Coisas de torcedor
Hoje é domingo. E domingo de final de Copa do Mundo. Domingos assim só acontecem de quatro em quatro anos. E daí! Grande bobagem. Ainda mais quando o leitor sabe que o escritor aqui não é dos mais apaixonados por futebol. De fato, não sou a melhor pessoa para fazer análises sobre o jogo de hoje. Por isso, vou falar de você aí do outro lado.
Hoje o país (ou quase todo o país) é uma enorme massa verde-amarela. E no meio dessa massa, lá está o torcedor brasileiro. Um torcedor que não tem nome, não tem cor, não tem idade, não tem sexo, enfim, não tem nenhuma daquelas respostas computadas pelo Censo. É apenas mais um. E lá vou eu buscar um modelo clássico de torcedor. Por isso, não me importa os dados específicos acima. Busco um torcedor geral, ou melhor, genérico. E como o remédio genérico, o torcedor genérico só aparece em momentos estratégicos.
Hoje o torcedor genérico, que é muita propaganda e muita torcida, acorda assobiando o hino nacional. E já acorda com a camisa da seleção. Levanta com o pé direito e apela para todos os santos e simpatias. A casa deve estar cheia de bandeirolas do Brasil penduradas para tudo quanto é canto, inclusive no corpo do nosso torcedor. Vai mais cedo comprar pão e arrisca um palpite no bolão do dono da padaria. É hoje!!! Quando volta para casa, solta três rojões seguidos, que é para ter certeza de que acordou toda a vizinhança. É a sua boa ação do dia. Ansioso, liga a TV e começa a se concentrar com o não menos torcedor, Galvão Bueno. Em pouco tempo o coração vai entrar no ritmo da batida dos tambores do Olodum. E antes de começar o jogo, o torcedor vai dar uma sambadinha esquisita em frente a TV. Não por acaso, fã do Rubinho. Brasil x Alemanha. Xô Shumacher!!!

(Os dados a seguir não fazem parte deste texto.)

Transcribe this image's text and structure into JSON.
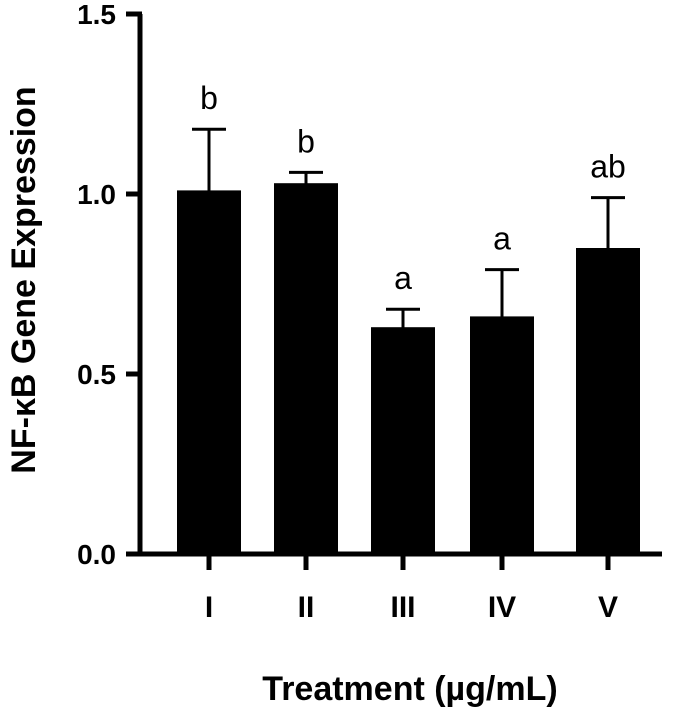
{
  "chart_data": {
    "type": "bar",
    "title": "",
    "xlabel": "Treatment (µg/mL)",
    "ylabel": "NF-κB Gene Expression",
    "ylim": [
      0,
      1.5
    ],
    "yticks": [
      "0.0",
      "0.5",
      "1.0",
      "1.5"
    ],
    "categories": [
      "I",
      "II",
      "III",
      "IV",
      "V"
    ],
    "values": [
      1.01,
      1.03,
      0.63,
      0.66,
      0.85
    ],
    "error_upper": [
      0.17,
      0.03,
      0.05,
      0.13,
      0.14
    ],
    "significance": [
      "b",
      "b",
      "a",
      "a",
      "ab"
    ],
    "grid": false,
    "legend": "none",
    "colors": {
      "bar": "#000000",
      "axis": "#000000"
    }
  }
}
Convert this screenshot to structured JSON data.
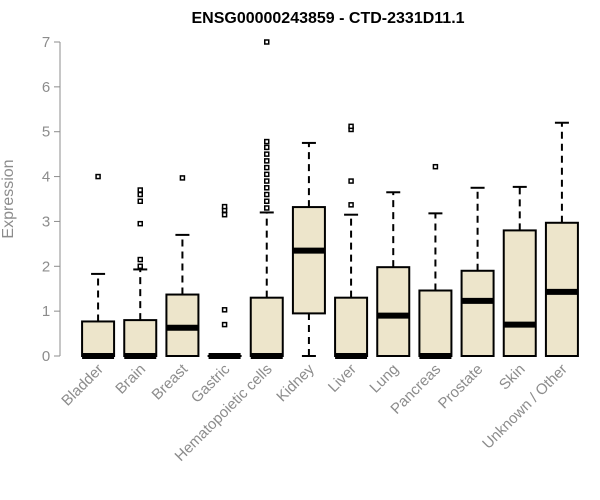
{
  "chart_data": {
    "type": "boxplot",
    "title": "ENSG00000243859 - CTD-2331D11.1",
    "xlabel": "",
    "ylabel": "Expression",
    "ylim": [
      0,
      7
    ],
    "yticks": [
      "0",
      "1",
      "2",
      "3",
      "4",
      "5",
      "6",
      "7"
    ],
    "grid": false,
    "colors": {
      "box_fill": "#ede5cb",
      "box_stroke": "#000000",
      "axis": "#8c8c8c"
    },
    "categories": [
      "Bladder",
      "Brain",
      "Breast",
      "Gastric",
      "Hematopoietic cells",
      "Kidney",
      "Liver",
      "Lung",
      "Pancreas",
      "Prostate",
      "Skin",
      "Unknown / Other"
    ],
    "boxes": [
      {
        "category": "Bladder",
        "whisker_low": 0,
        "q1": 0,
        "median": 0,
        "q3": 0.77,
        "whisker_high": 1.83,
        "outliers": [
          4.0
        ]
      },
      {
        "category": "Brain",
        "whisker_low": 0,
        "q1": 0,
        "median": 0,
        "q3": 0.8,
        "whisker_high": 1.93,
        "outliers": [
          2.0,
          2.15,
          2.95,
          3.45,
          3.6,
          3.7
        ]
      },
      {
        "category": "Breast",
        "whisker_low": 0,
        "q1": 0,
        "median": 0.63,
        "q3": 1.37,
        "whisker_high": 2.7,
        "outliers": [
          3.97
        ]
      },
      {
        "category": "Gastric",
        "whisker_low": 0,
        "q1": 0,
        "median": 0,
        "q3": 0,
        "whisker_high": 0,
        "outliers": [
          0.7,
          1.03,
          3.15,
          3.25,
          3.33
        ]
      },
      {
        "category": "Hematopoietic cells",
        "whisker_low": 0,
        "q1": 0,
        "median": 0,
        "q3": 1.3,
        "whisker_high": 3.2,
        "outliers": [
          3.3,
          3.45,
          3.6,
          3.75,
          3.9,
          4.05,
          4.2,
          4.35,
          4.5,
          4.65,
          4.78,
          7.0
        ]
      },
      {
        "category": "Kidney",
        "whisker_low": 0,
        "q1": 0.95,
        "median": 2.35,
        "q3": 3.32,
        "whisker_high": 4.75,
        "outliers": []
      },
      {
        "category": "Liver",
        "whisker_low": 0,
        "q1": 0,
        "median": 0,
        "q3": 1.3,
        "whisker_high": 3.15,
        "outliers": [
          3.37,
          3.9,
          5.05,
          5.12
        ]
      },
      {
        "category": "Lung",
        "whisker_low": 0,
        "q1": 0,
        "median": 0.9,
        "q3": 1.98,
        "whisker_high": 3.65,
        "outliers": []
      },
      {
        "category": "Pancreas",
        "whisker_low": 0,
        "q1": 0,
        "median": 0,
        "q3": 1.46,
        "whisker_high": 3.18,
        "outliers": [
          4.22
        ]
      },
      {
        "category": "Prostate",
        "whisker_low": 0,
        "q1": 0,
        "median": 1.23,
        "q3": 1.9,
        "whisker_high": 3.75,
        "outliers": []
      },
      {
        "category": "Skin",
        "whisker_low": 0,
        "q1": 0,
        "median": 0.7,
        "q3": 2.8,
        "whisker_high": 3.77,
        "outliers": []
      },
      {
        "category": "Unknown / Other",
        "whisker_low": 0,
        "q1": 0,
        "median": 1.43,
        "q3": 2.97,
        "whisker_high": 5.2,
        "outliers": []
      }
    ]
  }
}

Hoje, nada mais importa além do jogo. O torcedor não vai querer saber quanto está o risco-Brasil (aquele índice que os governistas criaram e não sabem o que fazer com ele). Cotação do dólar? A única cotação que pode aparecer hoje é a da arroba do boi gordo, se tiver Globo Rural. Hoje, não importam as armações do governo, mesmo que levem o país à deriva. Até então, nenhuma surpresa. Em caso de vitória, será normal se FHC quiser uma medalha. Mas o torcedor não pode deixar isso acontecer. Afinal, na lista de não convocados do Felipão: FHC, Serra e Rita Camata. E entre os não convocados, sou mais Romário.
Hoje é domingo. E domingo não tem horário político. Então, chega de política. Mas futebol é política. Uma política disfarçada, ou não. Tudo bem leitor, basta de política. Voltemos ao nosso torcedor genérico. Lá está ele sentado em frente à TV com cara de tartaruga de propaganda de cerveja... iiihhh!!!! Mas para quem não gosta de cerveja, tem o Pelé na propaganda de um refrigerante não menos famoso. Beba isso, beba aquilo e torça para o Brasil. Estranho, não? Mas o torcedor vai estar tão hipnotizado com o nacionalismo da TV Plim-Plim que nem vai notar que tem gringo no samba, ou melhor, no futebol. Será outra colonização? A nação, a seleção, e nós colonizados por marcas e logotipos. Iiiihhhh!!!
O estádio lotado. Japão. O torcedor queria estar lá, mas o dinheiro não deu. Desde a Copa de 90 a situação não era das melhores, mas depois da Copa de 94 ela piorou e muito. Foi uma derrota atrás da outra. Perdeu a poupança, perdeu o talão de cheque, perdeu o emprego, perdeu a casa própria, perdeu o carro, perdeu o plano de saúde. E pior, não se pode culpar o Zagallo. Infelizmente o nosso torcedor tem que engolir outros caras. Porém, continua confiante e acredita que na próxima Copa vai estar lá cantando: "eu sou brasileiro, com muito orgulho, com muito amor". Fez pedido até para uma certa estrela cadente. Coisas de torcedor.